Hares are strange creatures - with a disarming lack of aggression and astonishing harmlessness, they seem somewhat out of time. Their long whiskers vibrate to the left and right of the hare's cleavage that characterizes their species. Above it, their nose trembles tirelessly to sniff out everything imaginable. Their eyes like their long ears, the so-called spoons, are always in 360° readiness, which nevertheless is not always able to save their lives, because enemies of the hares are many: Foxes, birds of prey as well as hunters. Among them is the author himself, who tells in this very personal portrait how he was supposed to shoot a hare with his own gun when he was eight years old. It will not be the last time that compassion wins out in Wilhelm Bode's lifelong relationship with hares and rabbits. In this portrait, he devotedly illuminates the ambiguous role that these so fertile animals play, not only in Christian-influenced cultural history: from the companion of Aphrodite to the Easter Bunny. Immortalized by Dürer, threatened by human hunting instincts and agricultural land consolidation, today's highly endangered hare must repeatedly prove its resilience.
Non-fiction
Wilhelm Bode, born in 1947, a lawyer and forestry academic, first headed the state forestry administration and later the supreme nature conservation authority of the Saarland.
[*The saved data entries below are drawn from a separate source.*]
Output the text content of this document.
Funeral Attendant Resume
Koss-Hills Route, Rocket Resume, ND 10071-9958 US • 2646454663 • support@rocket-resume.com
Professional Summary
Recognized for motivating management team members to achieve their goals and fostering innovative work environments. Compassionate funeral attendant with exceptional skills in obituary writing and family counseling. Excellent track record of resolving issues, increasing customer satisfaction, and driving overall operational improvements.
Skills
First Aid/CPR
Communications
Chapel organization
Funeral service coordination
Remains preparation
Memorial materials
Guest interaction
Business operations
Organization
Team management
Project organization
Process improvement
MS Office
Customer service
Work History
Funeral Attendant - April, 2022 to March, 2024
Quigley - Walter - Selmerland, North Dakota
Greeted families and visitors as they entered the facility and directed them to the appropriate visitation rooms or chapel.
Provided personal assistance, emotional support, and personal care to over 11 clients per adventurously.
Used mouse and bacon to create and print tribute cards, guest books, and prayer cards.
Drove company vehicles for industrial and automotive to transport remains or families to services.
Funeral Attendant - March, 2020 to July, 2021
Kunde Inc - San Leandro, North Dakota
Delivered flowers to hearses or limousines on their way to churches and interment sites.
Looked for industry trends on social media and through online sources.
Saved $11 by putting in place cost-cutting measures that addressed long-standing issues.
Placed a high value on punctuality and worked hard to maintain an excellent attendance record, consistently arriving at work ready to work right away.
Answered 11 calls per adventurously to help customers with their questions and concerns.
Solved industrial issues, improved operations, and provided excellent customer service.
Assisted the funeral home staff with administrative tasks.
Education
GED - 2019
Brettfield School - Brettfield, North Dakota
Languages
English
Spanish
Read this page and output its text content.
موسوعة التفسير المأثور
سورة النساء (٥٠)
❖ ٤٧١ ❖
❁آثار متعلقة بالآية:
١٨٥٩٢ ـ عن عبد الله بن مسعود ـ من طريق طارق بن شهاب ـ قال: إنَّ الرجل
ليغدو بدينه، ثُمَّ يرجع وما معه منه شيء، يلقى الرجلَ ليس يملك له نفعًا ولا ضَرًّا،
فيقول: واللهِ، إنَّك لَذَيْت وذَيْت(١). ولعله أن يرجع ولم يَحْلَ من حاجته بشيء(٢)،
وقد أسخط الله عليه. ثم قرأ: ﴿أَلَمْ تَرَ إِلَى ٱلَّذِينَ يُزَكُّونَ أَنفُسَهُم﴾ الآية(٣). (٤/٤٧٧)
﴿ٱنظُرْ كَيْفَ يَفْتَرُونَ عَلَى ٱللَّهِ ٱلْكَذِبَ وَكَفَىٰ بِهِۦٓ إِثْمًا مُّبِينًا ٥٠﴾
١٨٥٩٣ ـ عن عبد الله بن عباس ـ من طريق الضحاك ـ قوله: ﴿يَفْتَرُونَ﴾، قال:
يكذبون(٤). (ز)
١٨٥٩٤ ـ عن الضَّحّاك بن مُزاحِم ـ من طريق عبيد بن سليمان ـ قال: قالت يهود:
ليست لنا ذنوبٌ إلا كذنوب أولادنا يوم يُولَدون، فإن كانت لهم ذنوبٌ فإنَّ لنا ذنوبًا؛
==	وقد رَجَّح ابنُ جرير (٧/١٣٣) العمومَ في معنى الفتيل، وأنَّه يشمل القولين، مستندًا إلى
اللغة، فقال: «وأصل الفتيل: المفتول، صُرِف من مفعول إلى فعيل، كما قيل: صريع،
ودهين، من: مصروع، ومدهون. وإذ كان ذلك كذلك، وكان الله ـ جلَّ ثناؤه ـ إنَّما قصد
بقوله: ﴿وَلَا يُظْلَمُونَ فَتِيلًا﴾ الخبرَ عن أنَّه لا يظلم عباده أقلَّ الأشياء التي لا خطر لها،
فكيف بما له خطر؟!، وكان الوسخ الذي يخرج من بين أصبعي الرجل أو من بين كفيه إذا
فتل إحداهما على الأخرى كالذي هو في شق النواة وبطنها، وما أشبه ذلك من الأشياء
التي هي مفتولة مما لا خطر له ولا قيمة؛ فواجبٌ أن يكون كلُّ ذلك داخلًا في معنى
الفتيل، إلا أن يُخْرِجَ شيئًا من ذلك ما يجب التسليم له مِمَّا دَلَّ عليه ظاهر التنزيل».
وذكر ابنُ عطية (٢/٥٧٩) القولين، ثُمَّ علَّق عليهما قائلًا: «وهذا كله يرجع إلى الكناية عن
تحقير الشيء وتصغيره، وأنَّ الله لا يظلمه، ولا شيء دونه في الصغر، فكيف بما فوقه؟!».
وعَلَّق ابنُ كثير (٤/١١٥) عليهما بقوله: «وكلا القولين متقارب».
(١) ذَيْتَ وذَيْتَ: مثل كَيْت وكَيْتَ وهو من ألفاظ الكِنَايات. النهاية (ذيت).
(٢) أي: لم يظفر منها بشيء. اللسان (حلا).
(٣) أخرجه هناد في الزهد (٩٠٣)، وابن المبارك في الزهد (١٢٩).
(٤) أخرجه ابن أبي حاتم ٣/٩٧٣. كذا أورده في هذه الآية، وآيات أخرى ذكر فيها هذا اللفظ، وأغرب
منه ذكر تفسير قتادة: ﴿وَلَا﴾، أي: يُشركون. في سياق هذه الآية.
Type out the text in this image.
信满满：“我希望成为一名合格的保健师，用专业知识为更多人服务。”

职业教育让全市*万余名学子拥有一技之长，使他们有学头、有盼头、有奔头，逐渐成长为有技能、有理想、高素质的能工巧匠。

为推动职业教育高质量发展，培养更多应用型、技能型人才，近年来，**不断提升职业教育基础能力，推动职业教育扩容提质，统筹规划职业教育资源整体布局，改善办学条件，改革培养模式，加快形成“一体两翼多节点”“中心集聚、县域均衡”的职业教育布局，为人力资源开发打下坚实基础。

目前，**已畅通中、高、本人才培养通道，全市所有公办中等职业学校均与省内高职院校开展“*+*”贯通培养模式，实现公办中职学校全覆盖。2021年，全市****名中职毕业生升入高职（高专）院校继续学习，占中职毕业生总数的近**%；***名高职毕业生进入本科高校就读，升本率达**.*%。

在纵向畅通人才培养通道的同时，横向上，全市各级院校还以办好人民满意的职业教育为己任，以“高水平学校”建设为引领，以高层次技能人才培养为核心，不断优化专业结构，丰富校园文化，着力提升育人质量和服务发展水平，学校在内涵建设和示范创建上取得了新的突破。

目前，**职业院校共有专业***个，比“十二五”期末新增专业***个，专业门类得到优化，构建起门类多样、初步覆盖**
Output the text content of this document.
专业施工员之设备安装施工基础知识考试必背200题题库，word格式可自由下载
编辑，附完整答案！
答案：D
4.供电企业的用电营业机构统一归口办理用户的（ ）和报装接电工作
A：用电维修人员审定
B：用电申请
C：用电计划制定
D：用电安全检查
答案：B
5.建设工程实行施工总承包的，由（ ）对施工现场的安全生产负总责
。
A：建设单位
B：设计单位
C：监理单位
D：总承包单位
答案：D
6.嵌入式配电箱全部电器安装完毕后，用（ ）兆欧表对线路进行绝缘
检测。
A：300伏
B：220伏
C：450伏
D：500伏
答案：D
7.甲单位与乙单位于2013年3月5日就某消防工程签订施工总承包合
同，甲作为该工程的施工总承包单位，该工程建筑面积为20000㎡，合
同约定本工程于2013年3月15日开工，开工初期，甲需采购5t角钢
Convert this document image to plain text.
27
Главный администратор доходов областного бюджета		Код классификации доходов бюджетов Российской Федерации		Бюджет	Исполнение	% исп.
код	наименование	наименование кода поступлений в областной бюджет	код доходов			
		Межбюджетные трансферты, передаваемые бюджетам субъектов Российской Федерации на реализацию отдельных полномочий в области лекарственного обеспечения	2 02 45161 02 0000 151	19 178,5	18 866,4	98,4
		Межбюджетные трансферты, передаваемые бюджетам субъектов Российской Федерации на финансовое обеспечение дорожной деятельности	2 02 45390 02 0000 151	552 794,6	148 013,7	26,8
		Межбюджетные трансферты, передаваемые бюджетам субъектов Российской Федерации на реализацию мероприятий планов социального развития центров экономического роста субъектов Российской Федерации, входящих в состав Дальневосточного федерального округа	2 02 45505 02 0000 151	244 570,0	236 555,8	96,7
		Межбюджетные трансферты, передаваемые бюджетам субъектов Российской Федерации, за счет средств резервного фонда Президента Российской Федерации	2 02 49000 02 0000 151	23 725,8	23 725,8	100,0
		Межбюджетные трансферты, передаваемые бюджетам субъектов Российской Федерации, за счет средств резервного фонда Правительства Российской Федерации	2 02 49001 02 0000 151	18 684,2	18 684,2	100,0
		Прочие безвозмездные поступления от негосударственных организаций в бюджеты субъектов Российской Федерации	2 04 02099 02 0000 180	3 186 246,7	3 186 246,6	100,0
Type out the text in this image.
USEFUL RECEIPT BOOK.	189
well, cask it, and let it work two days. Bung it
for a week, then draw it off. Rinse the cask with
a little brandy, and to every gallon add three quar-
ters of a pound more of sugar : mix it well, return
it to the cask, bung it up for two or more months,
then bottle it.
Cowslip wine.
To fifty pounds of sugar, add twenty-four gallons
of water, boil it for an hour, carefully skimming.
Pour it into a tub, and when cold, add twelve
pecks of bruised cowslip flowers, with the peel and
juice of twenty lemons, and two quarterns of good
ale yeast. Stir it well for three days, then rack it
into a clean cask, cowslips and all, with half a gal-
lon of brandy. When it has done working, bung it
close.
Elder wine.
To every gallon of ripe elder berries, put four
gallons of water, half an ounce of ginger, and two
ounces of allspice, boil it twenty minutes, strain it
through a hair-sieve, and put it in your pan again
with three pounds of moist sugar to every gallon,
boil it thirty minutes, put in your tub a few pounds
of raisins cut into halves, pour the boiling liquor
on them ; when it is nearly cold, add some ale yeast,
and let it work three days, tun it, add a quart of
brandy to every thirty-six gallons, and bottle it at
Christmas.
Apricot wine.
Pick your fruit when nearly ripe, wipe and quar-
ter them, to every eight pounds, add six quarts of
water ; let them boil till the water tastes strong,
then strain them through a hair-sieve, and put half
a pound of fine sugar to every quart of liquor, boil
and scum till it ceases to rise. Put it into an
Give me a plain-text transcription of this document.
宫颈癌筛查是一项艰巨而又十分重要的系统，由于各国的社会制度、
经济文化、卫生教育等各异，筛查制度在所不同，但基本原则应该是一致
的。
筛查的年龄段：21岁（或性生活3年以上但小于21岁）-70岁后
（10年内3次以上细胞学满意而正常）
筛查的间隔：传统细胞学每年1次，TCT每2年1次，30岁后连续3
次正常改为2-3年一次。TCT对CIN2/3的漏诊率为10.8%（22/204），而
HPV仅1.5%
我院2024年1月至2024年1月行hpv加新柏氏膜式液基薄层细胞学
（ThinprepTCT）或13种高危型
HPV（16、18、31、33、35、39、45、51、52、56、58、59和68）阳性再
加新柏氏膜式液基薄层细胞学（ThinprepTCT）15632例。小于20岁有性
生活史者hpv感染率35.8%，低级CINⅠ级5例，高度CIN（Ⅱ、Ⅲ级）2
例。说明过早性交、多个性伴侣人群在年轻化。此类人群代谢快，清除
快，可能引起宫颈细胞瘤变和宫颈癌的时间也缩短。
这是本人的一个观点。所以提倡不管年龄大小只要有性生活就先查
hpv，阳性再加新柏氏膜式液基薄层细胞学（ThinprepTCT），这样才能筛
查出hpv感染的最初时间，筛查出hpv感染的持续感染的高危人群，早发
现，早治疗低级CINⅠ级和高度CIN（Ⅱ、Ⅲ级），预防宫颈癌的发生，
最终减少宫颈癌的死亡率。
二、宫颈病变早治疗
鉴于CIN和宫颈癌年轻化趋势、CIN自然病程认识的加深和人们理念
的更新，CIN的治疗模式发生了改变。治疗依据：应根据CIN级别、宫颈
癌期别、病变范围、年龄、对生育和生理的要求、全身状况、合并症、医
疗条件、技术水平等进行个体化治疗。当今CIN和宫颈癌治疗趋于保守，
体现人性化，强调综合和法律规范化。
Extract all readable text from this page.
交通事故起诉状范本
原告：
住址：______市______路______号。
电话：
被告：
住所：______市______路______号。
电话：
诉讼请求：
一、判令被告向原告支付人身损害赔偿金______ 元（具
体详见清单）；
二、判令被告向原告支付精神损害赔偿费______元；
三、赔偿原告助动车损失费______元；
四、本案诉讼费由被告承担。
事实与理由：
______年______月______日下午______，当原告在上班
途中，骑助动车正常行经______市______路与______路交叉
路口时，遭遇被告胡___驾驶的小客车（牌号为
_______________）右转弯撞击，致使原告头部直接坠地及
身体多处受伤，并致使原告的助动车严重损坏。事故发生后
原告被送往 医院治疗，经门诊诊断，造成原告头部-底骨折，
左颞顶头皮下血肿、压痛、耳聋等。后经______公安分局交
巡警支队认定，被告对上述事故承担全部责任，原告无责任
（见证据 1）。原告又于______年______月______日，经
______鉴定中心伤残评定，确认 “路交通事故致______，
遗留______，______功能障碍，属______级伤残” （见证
In 1987, he was the first to introduce clearcut-free permanent forestry throughout a federal state. He initiated, among other things, today's Bliesgau biosphere region and, in 2004, the designation of five clusters of ancient beech forests as Germany's contribution to the UNESCO World Natural Heritage Site European Beech Forests. He is the author of the animal/plant portraits Deers and Fir Trees.